You should see the following terminal output:

Running example module
Data: [0.000000, 5.000000, 10.000000, 15.000000, 20.000000, 25.000000, 30.000000, 35.000000, 40.000000, 45.000000, 50.000000, 55.000000, 60.000000, 65.000000, 70.000000, 75.000000, 80.000000, 85.000000, 90.000000, 95.000000, 100.000000, 105.000000, 110.000000, 115.000000, 120.000000, 125.000000, 130.000000, 135.000000, 140.000000, 145.000000, 150.000000, 155.000000, 160.000000, 165.000000, 170.000000, 175.000000, 180.000000, 185.000000, 190.000000, 195.000000, 200.000000, 205.000000, 210.000000, 215.000000, 220.000000, 225.000000, 230.000000, 235.000000, 240.000000, 245.000000, 250.000000, 255.000000, 260.000000, 265.000000, 270.000000, 275.000000, 280.000000, 285.000000, 290.000000, 295.000000, 300.000000, 305.000000, 310.000000, 315.000000, 320.000000, 325.000000, 330.000000, 335.000000, 340.000000, 345.000000, 350.000000, 355.000000, 360.000000, 365.000000, 370.000000, 375.000000, 380.000000, 385.000000, 390.000000, 395.000000, 400.000000, 405.000000, 410.000000, 415.000000, 420.000000, 425.000000, 430.000000, 435.000000, 440.000000, 445.000000, 450.000000, 455.000000, 460.000000, 465.000000, 470.000000, 475.000000, 480.000000, 485.000000, 490.000000, 495.000000, 500.000000, 505.000000, 510.000000, 515.000000, 520.000000, 525.000000, 530.000000, 535.000000, 540.000000, 545.000000, 550.000000, 555.000000, 560.000000, 565.000000, 570.000000, 575.000000, 580.000000, 585.000000, 590.000000, 595.000000, 600.000000, 605.000000, 610.000000, 615.000000, 620.000000, 625.000000, 630.000000, 635.000000]

Contributions and Support

Note: We are currently not accepting external contributions.

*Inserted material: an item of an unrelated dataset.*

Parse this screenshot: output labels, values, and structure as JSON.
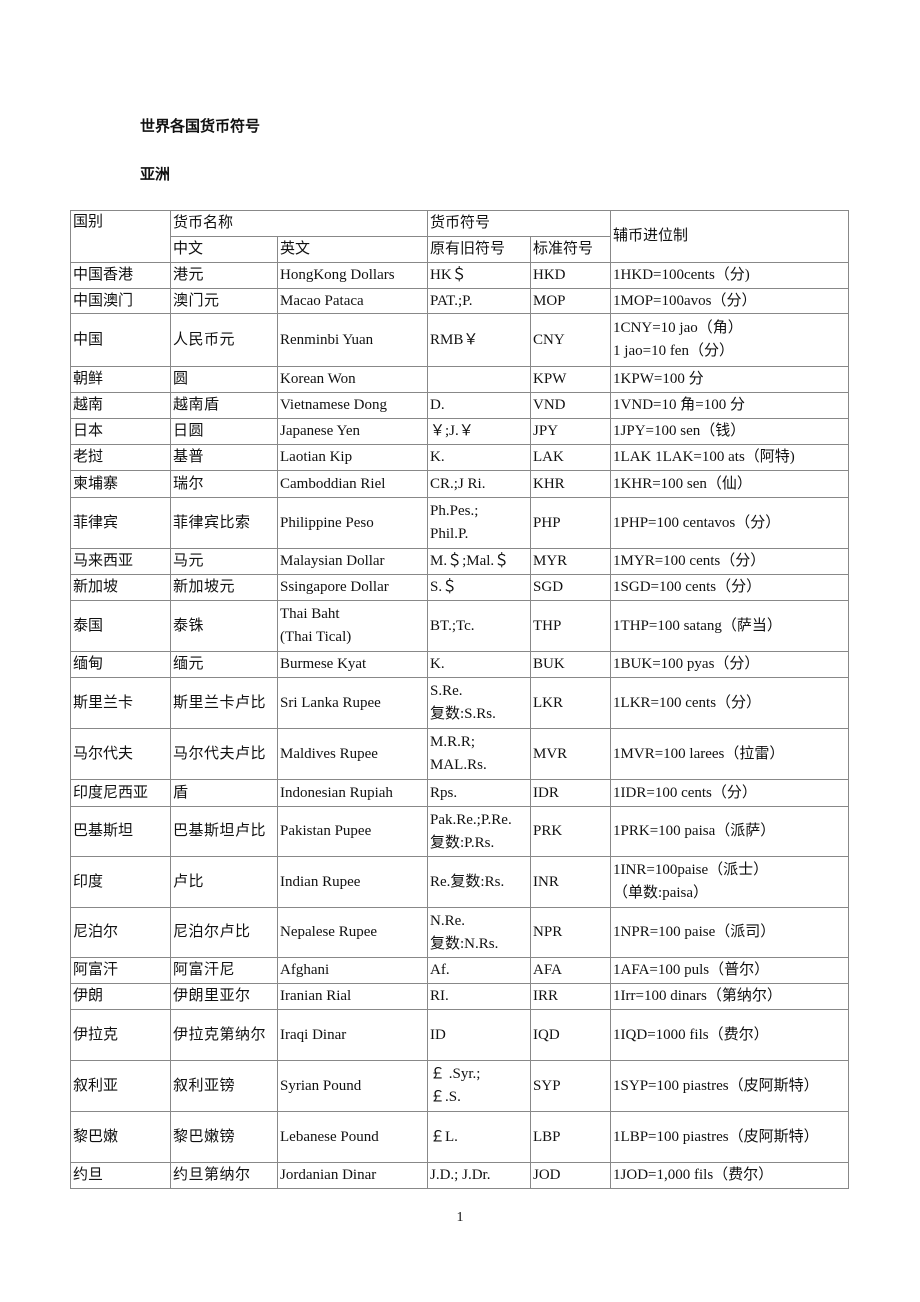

While CUDA Tile is an open-source project, we are not accepting external contributions at this time. The project is under active development with a focused roadmap. We encourage you to use GitHub Issues to report bugs, provide feedback, and share your experiences with CUDA Tile. Your input helps us improve the project and prioritize future development.

CUDA Tile IR is licensed under the Apache License v2.0 with LLVM Exceptions.